Sky and HBO are set to extend their partnership with a new multi-year co-financing deal to develop and produce high-end drama programming. The $250 million deal will see the two pay TV giants co-commission high-end dramas that can be exploited globally in both HBO and Sky’s home markets and via international distribution elsewhere.

“This is the next step in the development of our relationship with HBO,” said Jeremy Darroch, group chief executive at Sky, announcing the deal Thursday morning as Sky released its nine month results to the end of March.

Darroch said the goal of the new deal was to “create a new global drama series power house.” He expects the partnership to produce two major drama series per year with the first commissions in 2018. Initial projects are already in development with the level of investment by each company in each drama to be decided on a project-to-project basis, depending on key factors including which company will handle distribution rights.

Sky Atlantic is the home of HBO across Sky’s European market, which includes U.K., Ireland, Germany, Austria and Italy.
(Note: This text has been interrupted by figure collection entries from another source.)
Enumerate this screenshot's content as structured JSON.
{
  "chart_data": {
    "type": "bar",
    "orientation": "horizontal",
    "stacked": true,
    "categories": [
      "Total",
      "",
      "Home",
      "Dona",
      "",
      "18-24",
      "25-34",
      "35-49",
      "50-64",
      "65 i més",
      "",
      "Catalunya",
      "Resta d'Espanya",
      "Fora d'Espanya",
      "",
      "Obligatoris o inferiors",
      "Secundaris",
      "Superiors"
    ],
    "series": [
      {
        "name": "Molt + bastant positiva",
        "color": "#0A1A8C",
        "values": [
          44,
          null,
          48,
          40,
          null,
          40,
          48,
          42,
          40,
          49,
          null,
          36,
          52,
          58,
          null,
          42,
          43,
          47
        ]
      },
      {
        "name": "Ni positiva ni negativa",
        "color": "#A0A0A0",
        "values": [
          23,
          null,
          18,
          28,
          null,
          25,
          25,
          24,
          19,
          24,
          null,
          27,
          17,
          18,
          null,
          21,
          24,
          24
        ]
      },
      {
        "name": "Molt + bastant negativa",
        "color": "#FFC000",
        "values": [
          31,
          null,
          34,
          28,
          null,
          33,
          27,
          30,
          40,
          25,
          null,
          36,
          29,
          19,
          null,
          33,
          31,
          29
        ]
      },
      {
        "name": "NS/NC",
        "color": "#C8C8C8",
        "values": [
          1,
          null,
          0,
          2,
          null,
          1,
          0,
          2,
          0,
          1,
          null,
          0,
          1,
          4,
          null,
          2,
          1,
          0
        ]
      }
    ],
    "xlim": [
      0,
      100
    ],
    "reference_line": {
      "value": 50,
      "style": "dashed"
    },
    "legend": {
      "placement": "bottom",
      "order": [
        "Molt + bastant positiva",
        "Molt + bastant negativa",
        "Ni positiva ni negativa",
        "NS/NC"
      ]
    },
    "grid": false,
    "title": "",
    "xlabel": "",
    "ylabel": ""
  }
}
The company signed its first pan-European content deal, covering all Sky territories, in November 2015 to take exclusive first-run broadcast rights to HBO programming, including hit shows like “Westworld” (pictured) and “Game of Thrones,” through 2020.

“Sky has been a great partner for us and this deal allows even deeper collaboration between our two great companies, which have a long tradition in creating superior content for our customers,” said Richard Plepler, chairman and CEO of HBO. “Together we represent the best in television and combined we will raise the bar even higher in pay TV programming.”

Darroch said the HBO deal continued Sky’s history of co-production deals with “the very best producers around the world.” The company already has co-production deals with a number of major broadcasters including Canal+ and NBC.

Executives from both Sky and HBO will be responsible for greenlighting projects, inviting pitches from both the U.S. and Europe, which Darroch said would provide great opportunities for independent production companies.